Mahmut Çıkman ve Mehmet Oruç birlikte yürürlerken, pusu kuran tetikçiler, bir taksiden üzerlerine ateş açar. Mahmut yaralanır, ama Mehmet, o kadar şanslı değildir. Ömer Çetin'in sekreteri olduğu KİP'in tetikçileri tarafından katledilir. Mehmet Oruç, aslen Diyarbakırlıydı. Kısa boylu, esmer, kıvırcık saçlı, güleç yüzlü ve sempatik biriydi. Davasına bağlı, kararlı bir Kürd yurtseveriydi. İstanbul DDKD’nin de üyesiydi o dönemler. DDKD-KAWA ayrışmasında, DDKD saflarında kaldı. Sonraları, DDKD/KİP merkeziyle anlaşamayınca; Mahmut Çıkman ve bir grup arkadaşıyla beraber 1979’da ayrılır. Mehmet, bu grupla birlikte hareket eder. 18 Ağustos 1979’da, Diyarbakır’ın Ofis semtinde, bir grup arkadaşıyla dolaşırken, eski 'yoldaş'larının organizeli saldırısına uğrayarak öldürüldü.

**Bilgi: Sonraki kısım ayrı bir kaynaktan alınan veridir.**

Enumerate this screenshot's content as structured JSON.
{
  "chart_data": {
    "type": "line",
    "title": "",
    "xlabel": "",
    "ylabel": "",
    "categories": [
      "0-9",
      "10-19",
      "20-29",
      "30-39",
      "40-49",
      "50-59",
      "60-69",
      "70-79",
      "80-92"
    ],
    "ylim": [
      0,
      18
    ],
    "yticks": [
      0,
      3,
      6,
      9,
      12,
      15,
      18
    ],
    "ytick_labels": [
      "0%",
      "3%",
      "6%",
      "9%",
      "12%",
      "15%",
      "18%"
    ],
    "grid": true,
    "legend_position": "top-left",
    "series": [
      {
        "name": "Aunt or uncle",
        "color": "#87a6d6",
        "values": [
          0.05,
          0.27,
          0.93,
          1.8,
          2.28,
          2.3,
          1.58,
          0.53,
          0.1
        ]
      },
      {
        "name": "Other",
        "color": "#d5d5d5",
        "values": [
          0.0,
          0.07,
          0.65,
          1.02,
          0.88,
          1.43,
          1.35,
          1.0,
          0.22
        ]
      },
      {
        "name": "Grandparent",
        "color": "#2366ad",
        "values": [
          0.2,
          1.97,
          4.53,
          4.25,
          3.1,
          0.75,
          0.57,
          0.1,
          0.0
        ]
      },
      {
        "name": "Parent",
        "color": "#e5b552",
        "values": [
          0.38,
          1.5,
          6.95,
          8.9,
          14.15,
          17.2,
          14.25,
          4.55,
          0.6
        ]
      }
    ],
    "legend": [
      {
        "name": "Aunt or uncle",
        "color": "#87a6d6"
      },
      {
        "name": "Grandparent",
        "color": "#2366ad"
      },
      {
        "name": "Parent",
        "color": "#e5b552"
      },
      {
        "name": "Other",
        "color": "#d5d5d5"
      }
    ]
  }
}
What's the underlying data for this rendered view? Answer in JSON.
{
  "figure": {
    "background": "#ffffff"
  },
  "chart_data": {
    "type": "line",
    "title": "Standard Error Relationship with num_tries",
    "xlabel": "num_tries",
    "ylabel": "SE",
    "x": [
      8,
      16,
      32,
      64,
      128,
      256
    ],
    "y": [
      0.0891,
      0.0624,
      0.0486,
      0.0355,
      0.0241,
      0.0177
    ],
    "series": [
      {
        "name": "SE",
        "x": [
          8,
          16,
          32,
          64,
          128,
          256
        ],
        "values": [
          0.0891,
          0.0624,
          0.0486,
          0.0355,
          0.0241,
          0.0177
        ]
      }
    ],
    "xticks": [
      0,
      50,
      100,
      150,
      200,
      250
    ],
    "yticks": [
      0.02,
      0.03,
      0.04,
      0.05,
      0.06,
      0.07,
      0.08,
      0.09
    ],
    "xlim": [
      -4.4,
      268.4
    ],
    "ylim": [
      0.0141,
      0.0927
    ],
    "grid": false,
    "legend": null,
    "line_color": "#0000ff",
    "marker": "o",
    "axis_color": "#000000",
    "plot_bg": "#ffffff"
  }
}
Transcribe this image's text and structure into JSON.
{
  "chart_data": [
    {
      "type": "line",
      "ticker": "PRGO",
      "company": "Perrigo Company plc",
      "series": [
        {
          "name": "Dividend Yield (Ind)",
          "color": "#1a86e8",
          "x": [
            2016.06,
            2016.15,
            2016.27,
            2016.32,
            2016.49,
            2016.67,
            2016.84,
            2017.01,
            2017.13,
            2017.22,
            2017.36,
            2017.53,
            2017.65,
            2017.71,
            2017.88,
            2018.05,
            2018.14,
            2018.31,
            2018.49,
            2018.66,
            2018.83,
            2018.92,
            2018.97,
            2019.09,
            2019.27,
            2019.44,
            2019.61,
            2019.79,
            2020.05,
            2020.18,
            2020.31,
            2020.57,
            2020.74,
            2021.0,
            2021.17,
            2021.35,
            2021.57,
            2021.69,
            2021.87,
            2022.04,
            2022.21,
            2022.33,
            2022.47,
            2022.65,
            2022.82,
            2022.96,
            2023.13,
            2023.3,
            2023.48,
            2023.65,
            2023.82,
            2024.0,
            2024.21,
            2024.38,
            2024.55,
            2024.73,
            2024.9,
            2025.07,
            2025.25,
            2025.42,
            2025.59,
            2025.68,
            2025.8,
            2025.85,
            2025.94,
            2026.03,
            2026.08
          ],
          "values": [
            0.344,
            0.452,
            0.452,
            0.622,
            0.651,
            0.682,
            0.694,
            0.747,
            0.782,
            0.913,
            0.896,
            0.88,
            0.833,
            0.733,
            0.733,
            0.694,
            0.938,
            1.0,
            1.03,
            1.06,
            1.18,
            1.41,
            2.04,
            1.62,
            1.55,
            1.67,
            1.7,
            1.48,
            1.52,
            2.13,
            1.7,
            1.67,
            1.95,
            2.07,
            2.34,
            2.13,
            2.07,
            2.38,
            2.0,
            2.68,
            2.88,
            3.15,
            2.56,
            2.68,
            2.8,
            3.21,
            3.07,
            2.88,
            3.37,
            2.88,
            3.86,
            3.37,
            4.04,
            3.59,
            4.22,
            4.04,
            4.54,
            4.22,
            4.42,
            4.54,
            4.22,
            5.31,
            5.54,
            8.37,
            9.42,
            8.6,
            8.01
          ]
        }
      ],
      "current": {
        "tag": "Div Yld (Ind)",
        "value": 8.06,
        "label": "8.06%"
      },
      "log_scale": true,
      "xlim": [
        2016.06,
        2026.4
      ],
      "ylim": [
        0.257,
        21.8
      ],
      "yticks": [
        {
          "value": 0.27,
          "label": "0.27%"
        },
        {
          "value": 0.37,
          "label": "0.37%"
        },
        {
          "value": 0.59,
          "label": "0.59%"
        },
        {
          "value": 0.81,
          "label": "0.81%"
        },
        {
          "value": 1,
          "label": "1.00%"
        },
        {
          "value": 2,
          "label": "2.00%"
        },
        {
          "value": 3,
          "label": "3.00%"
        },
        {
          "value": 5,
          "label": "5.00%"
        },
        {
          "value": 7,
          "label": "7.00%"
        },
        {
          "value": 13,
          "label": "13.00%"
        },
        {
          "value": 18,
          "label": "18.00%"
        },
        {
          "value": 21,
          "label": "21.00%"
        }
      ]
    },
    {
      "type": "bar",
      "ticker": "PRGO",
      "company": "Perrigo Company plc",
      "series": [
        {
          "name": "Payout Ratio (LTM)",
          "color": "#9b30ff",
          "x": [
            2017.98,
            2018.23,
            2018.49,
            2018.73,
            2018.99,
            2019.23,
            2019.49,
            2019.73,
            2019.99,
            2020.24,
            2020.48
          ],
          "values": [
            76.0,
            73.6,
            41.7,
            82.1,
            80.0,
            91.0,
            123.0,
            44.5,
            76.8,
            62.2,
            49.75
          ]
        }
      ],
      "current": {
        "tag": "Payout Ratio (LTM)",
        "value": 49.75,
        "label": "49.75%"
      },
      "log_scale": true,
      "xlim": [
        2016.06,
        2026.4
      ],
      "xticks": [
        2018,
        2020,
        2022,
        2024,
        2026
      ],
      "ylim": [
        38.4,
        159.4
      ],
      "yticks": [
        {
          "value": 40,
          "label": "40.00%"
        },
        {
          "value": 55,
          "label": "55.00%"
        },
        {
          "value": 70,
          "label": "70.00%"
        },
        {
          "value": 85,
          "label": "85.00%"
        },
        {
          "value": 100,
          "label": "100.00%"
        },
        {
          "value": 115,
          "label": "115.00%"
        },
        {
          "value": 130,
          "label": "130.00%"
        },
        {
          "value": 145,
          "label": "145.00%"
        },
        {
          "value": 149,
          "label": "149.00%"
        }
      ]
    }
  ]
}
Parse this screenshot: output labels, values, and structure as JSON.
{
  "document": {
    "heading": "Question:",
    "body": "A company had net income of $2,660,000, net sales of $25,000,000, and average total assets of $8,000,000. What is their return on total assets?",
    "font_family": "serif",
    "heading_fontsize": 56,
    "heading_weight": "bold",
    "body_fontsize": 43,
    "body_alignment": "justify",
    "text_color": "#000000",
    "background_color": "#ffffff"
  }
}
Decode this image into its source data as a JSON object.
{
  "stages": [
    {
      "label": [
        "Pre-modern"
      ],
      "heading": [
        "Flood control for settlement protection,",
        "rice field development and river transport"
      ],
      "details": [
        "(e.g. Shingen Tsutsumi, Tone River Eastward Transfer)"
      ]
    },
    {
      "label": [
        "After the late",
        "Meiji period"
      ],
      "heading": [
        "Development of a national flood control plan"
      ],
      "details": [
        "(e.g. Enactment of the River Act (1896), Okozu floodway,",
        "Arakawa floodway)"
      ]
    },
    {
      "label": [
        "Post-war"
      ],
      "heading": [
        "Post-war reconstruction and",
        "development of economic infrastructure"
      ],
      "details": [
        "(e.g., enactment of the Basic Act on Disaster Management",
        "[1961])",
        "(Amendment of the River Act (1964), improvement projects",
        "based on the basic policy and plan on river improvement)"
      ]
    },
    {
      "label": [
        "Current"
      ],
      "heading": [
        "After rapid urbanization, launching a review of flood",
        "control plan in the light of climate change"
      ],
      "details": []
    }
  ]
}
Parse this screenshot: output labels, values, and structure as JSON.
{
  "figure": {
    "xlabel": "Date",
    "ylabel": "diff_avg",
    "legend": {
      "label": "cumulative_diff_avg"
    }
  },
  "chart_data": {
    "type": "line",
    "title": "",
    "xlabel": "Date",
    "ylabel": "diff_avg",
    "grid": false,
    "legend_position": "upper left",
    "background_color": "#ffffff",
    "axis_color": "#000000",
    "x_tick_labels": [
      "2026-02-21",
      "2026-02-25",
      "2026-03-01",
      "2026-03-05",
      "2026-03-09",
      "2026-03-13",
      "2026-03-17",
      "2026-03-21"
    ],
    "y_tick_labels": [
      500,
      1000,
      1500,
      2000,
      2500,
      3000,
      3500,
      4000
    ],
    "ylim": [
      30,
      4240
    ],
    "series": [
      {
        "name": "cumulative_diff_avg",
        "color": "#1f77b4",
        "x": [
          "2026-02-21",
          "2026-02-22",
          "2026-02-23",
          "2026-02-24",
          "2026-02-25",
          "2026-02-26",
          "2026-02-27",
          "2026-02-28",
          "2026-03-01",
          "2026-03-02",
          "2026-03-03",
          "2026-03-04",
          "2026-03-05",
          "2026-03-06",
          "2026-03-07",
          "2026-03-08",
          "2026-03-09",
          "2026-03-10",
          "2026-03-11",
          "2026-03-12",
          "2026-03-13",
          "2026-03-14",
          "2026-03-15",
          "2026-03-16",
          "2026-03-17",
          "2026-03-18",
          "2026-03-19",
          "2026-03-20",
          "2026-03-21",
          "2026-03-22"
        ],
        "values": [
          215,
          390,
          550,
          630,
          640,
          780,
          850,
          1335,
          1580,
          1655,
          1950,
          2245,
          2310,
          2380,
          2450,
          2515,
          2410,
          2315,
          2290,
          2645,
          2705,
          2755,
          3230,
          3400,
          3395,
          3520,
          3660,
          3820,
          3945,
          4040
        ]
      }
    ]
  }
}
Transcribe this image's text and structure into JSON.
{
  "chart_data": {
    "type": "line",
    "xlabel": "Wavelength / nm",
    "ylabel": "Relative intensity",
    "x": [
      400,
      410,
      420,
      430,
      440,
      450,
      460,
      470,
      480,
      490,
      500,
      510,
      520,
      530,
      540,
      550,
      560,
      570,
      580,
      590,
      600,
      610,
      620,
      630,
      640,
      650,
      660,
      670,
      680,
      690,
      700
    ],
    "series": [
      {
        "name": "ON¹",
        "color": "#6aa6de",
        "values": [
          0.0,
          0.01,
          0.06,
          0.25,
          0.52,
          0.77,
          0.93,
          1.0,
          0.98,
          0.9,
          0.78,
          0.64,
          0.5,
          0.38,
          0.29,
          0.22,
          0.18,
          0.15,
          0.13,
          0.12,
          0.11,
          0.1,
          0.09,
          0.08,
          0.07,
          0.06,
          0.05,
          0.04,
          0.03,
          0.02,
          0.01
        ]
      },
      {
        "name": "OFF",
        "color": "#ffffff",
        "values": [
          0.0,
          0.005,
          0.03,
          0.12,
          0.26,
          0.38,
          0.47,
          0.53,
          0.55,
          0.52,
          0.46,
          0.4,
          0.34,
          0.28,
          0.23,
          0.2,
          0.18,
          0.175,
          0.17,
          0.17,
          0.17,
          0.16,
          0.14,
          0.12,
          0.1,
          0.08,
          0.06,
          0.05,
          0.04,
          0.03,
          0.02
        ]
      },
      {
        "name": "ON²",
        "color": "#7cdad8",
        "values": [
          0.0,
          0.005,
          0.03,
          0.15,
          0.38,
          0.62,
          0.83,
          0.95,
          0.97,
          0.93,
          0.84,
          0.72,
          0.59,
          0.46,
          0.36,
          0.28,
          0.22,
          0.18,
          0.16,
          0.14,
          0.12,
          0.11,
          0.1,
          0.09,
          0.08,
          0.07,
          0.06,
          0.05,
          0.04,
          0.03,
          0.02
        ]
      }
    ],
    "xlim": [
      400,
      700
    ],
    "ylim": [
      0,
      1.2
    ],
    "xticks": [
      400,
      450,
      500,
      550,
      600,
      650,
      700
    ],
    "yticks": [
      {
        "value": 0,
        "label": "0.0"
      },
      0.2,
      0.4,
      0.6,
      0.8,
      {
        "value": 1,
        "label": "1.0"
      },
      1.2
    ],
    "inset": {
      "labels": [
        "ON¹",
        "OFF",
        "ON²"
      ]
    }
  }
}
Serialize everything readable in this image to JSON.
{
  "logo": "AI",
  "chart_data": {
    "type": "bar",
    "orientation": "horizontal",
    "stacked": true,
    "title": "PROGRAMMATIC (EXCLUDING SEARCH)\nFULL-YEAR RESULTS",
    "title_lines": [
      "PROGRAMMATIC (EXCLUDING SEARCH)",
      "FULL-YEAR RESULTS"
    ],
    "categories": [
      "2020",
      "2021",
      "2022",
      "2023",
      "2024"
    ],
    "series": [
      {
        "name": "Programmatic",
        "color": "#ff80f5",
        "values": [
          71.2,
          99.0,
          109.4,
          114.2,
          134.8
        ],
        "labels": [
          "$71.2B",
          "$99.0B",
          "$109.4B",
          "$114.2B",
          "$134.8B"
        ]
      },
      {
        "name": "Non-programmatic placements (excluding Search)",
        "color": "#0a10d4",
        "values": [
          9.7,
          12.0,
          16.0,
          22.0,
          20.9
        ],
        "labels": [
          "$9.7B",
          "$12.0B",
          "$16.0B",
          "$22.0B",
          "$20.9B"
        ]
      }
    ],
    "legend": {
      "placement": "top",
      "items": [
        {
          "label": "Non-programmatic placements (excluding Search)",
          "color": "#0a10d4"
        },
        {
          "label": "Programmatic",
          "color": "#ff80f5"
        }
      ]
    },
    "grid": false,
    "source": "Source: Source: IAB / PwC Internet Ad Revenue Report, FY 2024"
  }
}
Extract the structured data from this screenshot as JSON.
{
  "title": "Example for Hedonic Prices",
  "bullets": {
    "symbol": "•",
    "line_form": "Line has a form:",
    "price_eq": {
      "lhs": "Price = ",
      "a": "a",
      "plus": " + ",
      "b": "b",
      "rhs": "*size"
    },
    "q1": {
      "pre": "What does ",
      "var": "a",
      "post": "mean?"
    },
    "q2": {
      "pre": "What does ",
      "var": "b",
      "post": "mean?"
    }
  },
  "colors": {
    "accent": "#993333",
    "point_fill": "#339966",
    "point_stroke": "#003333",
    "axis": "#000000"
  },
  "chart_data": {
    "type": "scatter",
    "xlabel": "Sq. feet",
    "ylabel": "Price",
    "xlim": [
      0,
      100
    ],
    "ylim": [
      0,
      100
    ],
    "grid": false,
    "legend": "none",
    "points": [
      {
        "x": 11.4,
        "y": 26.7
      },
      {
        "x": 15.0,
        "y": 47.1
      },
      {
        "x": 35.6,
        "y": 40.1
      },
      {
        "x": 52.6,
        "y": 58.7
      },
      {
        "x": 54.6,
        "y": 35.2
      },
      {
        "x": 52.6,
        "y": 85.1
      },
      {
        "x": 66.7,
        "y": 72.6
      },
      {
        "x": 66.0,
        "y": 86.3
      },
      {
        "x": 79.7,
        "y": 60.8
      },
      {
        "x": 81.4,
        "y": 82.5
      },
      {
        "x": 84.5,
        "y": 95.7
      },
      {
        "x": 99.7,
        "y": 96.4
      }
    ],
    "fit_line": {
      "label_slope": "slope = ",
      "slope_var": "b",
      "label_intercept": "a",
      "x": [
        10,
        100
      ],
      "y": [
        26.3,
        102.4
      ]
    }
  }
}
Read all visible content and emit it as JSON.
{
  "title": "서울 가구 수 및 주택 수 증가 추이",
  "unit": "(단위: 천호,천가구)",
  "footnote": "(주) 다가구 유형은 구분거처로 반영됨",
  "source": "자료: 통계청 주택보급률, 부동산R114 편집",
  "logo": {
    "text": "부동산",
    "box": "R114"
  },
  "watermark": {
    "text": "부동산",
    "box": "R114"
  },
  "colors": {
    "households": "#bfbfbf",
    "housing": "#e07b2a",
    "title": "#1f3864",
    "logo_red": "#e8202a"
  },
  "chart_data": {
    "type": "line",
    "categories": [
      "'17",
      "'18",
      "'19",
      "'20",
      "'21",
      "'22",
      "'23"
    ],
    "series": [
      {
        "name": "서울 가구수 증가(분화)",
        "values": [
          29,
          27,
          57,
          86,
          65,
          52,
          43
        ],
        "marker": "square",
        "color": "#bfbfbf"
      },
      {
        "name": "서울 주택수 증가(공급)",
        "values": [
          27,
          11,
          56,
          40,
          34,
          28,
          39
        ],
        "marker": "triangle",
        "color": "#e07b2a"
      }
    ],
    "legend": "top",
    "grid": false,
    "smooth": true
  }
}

Tuhaftır! Kimlerde, ne yoksa, en çok onu dillendirirler. Kara-yüzlerine “devrimci demokratlar” maskesi geçirirler. Fakat yoldaş katili olmayı da marifet sayarlar. DDKD/KİP, oluorta kendilerini “devrimci demokratlar” olarak adlandırdılar. Oysa ki; bu demokratlığın altında toleranssızlık, tahamülsüzlük, muhalefeti sindiremezlik, daha ötesi, tartışma zeminine gelmeme ve işi silaha dökme esas yaklaşımları oldu. Sonuçları da yıkım oldu.
Aynı yaklaşım; DDKD-KAWA Hareketi ayrışmasında da yaşandı. DDKD'liler, Kawacıları buldukları yerde ve gözüne kestirdiklerine saldırmayı politika haline getirdiler. Kanlı bıçaklı bir ortam yarattılar. Diyarbakır'da, sokak sokak Kawacıların avına çıkarlardı. Yarattılan ortamda sayısız Kürd devrimcisi, karşılıklı öldürüldü. Buna yol açan; Ömer Çetin'in başında bulunduğu DDKD/ KİP'in, anti-demokrat yapısıydı. Ellerinde güç olmuş olsaydı, kimsenin şüphesi olmasın ki; devleti aratmayacaklardı. DDKD/KİP, bu siyasetiyle Kürd yurtseverlerine yönelerek epey can yakmış ve ocaklar söndürmüştür.